Mi amigo Gustavo también está separado de su familia. Otra vez, como con Ricardo y el resto de los disidentes cubanos, es una pelea desproporcionada contra un régimen poderoso poniendo en juego el núcleo más íntimo de afectos. Finalmente se trata de familias disidentes. El estado versus un periodista y su familia.

¿Porqué estas revoluciones temen a estos hombres? No son ricos, ni están armados, ni mueven gobiernos, ni deslumbran con su estrategia. Representan solo la fuerza gris del hombre común. Y eso puede ser lo temible: son representativos del pueblo. “No he estado en los mercados grandes de la palabra, pero he dicho lo mío a tiempo y sonriente”, dice Silvio Rodríguez en su tema Resumen de Noticias. Esos hombres y mujeres no son ni de la CIA ni de la KGB, sino de la propia entraña cubana. Tienen, como diría Vaclav Havel, el poder de los sin poder.

Los argumentos para meterlos en la cárcel son transparentes. Son peligrosos pues son los difusores de la crítica, y la supervivencia de los regímenes autoritarios necesita bloquear ese pensamiento corrosivo. El periodismo es un método de reforma continua de la sociedad, por eso una sociedad cerrada no puede darle oxígeno.

En una democracia la policía es auxiliar del poder judicial, mientras que en una dictadura es al revés. Cuando la policía política sienta en un tribunal a un periodista acusado, la argumentación de los tribunales es similar: son personas “desafectas” con el régimen (que rima con ‘infectas’), que publicitan sus críticas para que los cubanos se dividan, se levanten contra el gobierno, y construyan un sistema distinto al existente. Estos jueces defienden la sociedad cerrada que necesita criminalizar la crítica. Los periodistas disidentes son el motor de la crítica, como lo son en las sociedades abiertas.

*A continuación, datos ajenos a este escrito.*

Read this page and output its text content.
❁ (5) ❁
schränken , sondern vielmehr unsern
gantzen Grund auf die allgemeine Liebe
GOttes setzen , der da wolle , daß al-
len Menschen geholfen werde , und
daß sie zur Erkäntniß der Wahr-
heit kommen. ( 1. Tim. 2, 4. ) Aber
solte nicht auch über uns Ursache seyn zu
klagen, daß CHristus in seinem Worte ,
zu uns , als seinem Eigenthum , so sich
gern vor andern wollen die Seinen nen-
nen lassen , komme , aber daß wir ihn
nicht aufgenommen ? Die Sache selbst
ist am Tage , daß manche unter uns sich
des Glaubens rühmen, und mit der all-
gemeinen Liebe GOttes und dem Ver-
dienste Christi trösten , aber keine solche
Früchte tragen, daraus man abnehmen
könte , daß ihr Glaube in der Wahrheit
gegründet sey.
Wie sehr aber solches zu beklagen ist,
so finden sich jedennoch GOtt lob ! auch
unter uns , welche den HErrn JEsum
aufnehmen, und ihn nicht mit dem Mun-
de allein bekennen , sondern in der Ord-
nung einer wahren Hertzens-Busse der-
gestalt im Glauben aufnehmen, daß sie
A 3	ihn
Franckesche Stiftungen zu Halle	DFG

Y, como Andrei Sajarov, Elena Boner y Alexander Solzhenitsyn en la difunta Unión Soviética, y Adam Michnik o Lech Walesa en Polonia, prefirieron decir lo que piensan, en vez de tener su expresión reprimida y su cuerpo en libertad. Los llamamos prisioneros de conciencia, pero son las conciencias más libres de sus países. Dilema terrible que define a los autoritarismos: elegir entre la libertad del cuerpo o la del alma.